Error running Re-chunking MUR SST Zarr dataset on Pangeo hub using shared filesystem

I am looking to rechunk the MUR SST dataset which is currently published to AWS public datasets in Zarr format, using a chunk configuration of {‘time’: 5, ‘lat’: 1799, ‘lon’: 3600} to something greater in the time dimension. I am planning to test 60 x 1799 x 3600, 180 x 1023 x 2047 and 379 x 439 x 360.

If possible, I would like to do this using an existing Pangeo hub, since these resources are already part of the Pangeo efforts.
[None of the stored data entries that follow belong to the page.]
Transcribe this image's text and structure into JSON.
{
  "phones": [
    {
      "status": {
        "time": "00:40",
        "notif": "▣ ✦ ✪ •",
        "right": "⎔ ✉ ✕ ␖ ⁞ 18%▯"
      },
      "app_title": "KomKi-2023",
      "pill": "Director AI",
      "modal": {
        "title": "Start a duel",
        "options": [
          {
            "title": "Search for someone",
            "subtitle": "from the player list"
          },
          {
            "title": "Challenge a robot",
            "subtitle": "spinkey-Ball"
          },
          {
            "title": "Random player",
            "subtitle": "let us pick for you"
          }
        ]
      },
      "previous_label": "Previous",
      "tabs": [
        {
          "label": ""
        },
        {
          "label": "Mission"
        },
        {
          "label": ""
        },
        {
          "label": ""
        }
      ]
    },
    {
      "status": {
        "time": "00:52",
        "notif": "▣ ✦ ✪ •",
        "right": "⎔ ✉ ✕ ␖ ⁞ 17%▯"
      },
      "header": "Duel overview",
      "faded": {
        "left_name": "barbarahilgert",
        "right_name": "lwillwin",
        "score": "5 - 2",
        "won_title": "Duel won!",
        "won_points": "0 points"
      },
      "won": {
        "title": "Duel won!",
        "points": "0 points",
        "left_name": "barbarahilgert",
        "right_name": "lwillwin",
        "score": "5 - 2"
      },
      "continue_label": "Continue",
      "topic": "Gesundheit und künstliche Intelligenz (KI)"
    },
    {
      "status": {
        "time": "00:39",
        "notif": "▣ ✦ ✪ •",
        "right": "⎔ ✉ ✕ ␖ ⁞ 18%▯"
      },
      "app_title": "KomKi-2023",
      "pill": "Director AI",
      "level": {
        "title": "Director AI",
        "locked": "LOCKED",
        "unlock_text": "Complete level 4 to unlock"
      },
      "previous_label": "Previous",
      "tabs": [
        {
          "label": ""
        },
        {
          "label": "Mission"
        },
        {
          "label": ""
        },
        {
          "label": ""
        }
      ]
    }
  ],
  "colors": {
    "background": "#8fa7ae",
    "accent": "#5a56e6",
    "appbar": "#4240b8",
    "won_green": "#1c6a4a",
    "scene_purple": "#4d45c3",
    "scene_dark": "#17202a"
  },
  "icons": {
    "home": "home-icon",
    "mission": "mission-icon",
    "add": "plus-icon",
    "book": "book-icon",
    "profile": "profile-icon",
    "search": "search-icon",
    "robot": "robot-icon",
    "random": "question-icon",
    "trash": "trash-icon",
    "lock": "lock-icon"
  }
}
However, I have run into an error using the shared file system which appears on at least 1 of N dask workers:

ValueError: array not found at path 'mask'

When I inspect the worker logs, it’s usually just 1 of N workers who see this error, which makes me think there is latency in the NFS mount consistency. And when I look at the files on each worker, they look the same. Could this be a race time condition?

I’m using https://aws-uswest2.pangeo.io/, with 4 workers configured to share the volume mount and each allocated 62GB memory (since 64 is the max per instance available, as I understand)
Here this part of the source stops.